February is here. have the Johnnies we expected also arrived?

The answer is NO.
The answer is NO.
Anthony Gruppuso-USA TODAY Sport

Have the Johnnies found the answers? Are they finally peaking, showing their full potential?

Led by D`Angelo Harrison's scoring outbursts, it definitely seemed like it. Behind Harrison's 27 points and an excellent defensive effort inside the arc, the Red Storm knocked off the Marquette Golden Eagles, 74-59.

St. John's is now tied with Georgetown at 3-6 in the Big East in seventh place. Marquette drops to 4-5 in the league, falling to fifth place after Seton Hall's victory over Xavier in Cincinnati.

The Red Storm have won four of their last five, with the one loss being a close road loss at Creighton.

St. John's is back in action against Providence in Rhode Island on Tuesday, February 4 at 7:00 PM. Marquette faces Butler at home at 9:00 PM on the same night.

[Box score | Game thread]

"That's what 40 minutes of St. John's looks like," Jakarr Sampson said after the game.

The Johnnies used strong defense to stifle the Marquette Golden Eagles, holding Buzz Williams' team to 35% shooting overall. Post player Davante Gardner was held to 10 points on 4/8 shooting; freshman forward and starter Deonte Burton had 11 points before fouling out. The team was led by 14 points from Derrick Wilson and 11 from Jake Thomas, most of which came after the contest was well out of reach.

St. John's was led by Harrison's scoring (6/11 from three-point, 1/5 from 2-pt range, 7/7 from the line) and a balanced effort, including 10 points from Jakarr Sampson, eight points from Sir`Dominic Pointer and seven points each from Chris Obekpa - looking active on offense - Orlando Sanchez and Phil Greene IV.
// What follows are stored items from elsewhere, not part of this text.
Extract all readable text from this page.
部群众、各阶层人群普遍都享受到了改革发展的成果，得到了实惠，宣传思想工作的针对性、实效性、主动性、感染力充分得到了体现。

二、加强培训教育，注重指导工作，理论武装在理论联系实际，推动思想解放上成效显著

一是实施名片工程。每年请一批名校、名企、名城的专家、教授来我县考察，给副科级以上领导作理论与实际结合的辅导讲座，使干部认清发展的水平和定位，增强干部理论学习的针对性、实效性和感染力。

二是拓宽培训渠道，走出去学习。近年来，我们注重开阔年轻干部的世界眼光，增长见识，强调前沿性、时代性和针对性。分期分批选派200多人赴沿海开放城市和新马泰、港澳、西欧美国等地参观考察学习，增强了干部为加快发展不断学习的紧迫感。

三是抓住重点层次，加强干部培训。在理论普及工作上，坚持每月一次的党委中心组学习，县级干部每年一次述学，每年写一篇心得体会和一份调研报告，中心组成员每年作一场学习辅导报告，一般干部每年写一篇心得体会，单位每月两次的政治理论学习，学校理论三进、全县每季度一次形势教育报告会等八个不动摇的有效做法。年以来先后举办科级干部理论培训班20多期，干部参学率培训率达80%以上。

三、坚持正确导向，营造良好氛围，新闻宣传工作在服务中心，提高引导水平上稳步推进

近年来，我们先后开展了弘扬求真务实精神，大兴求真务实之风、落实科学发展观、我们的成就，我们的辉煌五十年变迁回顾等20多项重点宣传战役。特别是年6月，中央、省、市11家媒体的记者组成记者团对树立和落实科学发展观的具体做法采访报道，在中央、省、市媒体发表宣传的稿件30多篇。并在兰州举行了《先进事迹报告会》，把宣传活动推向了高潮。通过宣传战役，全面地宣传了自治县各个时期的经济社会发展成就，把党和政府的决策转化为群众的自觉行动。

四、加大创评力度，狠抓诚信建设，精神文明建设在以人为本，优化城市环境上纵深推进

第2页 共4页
Rysheed Jordan had six assists and was effective in getting players shots at the rim. Harrison led the team with seven rebounds. Obekpa had seven blocks, and Pointer and Harrison each had two.

"We're all clicking now," Harrison said.

St. John's fell 6-0 early and gave up a pair of free throws on a technical foul by Chris Obekpa - an errant elbow that caught Marquette center Chris Otule in the Adam's apple.

But once the team got rolling, they rolled. The scoring started with an emphatic JaKarr Sampson dunk - he found a driving lane and cocked back a right-handed one-handed slam plus a foul. And with that shot, St. John's saw the Marquette defense for what it was - porous man defense, and a slow zone that allowed for cross-court passes and penetration. Unlike some other games, St. John's found their offense deep in the paint.

It wasn't all honey and posies; St. John's only scored .99 points per possession in the first half and had seven turnovers. But the Johnnies shot 44% from beyond the arc, powered by D`Angelo Harrison's 11-point stretch between 15:31 and 12:26 in the half.

Marquette had post-halftime energy, holding the Johnnies to one score in five possessions. But D`Angelo Harrison came alive again, and helped spur another energetic stretch where the Johnnies drew fouls and got to the rim.

Game notes

Marc-Antoine Bourgault did not play. Felix Balamou was available, back from Guinea where he was visiting with his sick mother.

Jamal Branch started; Rysheed Jordan missed practice visiting his sick mother in Philadelphia.

St. John's scored 21 points off of turnovers. Marquette had 16 turnovers (23% of their possessions).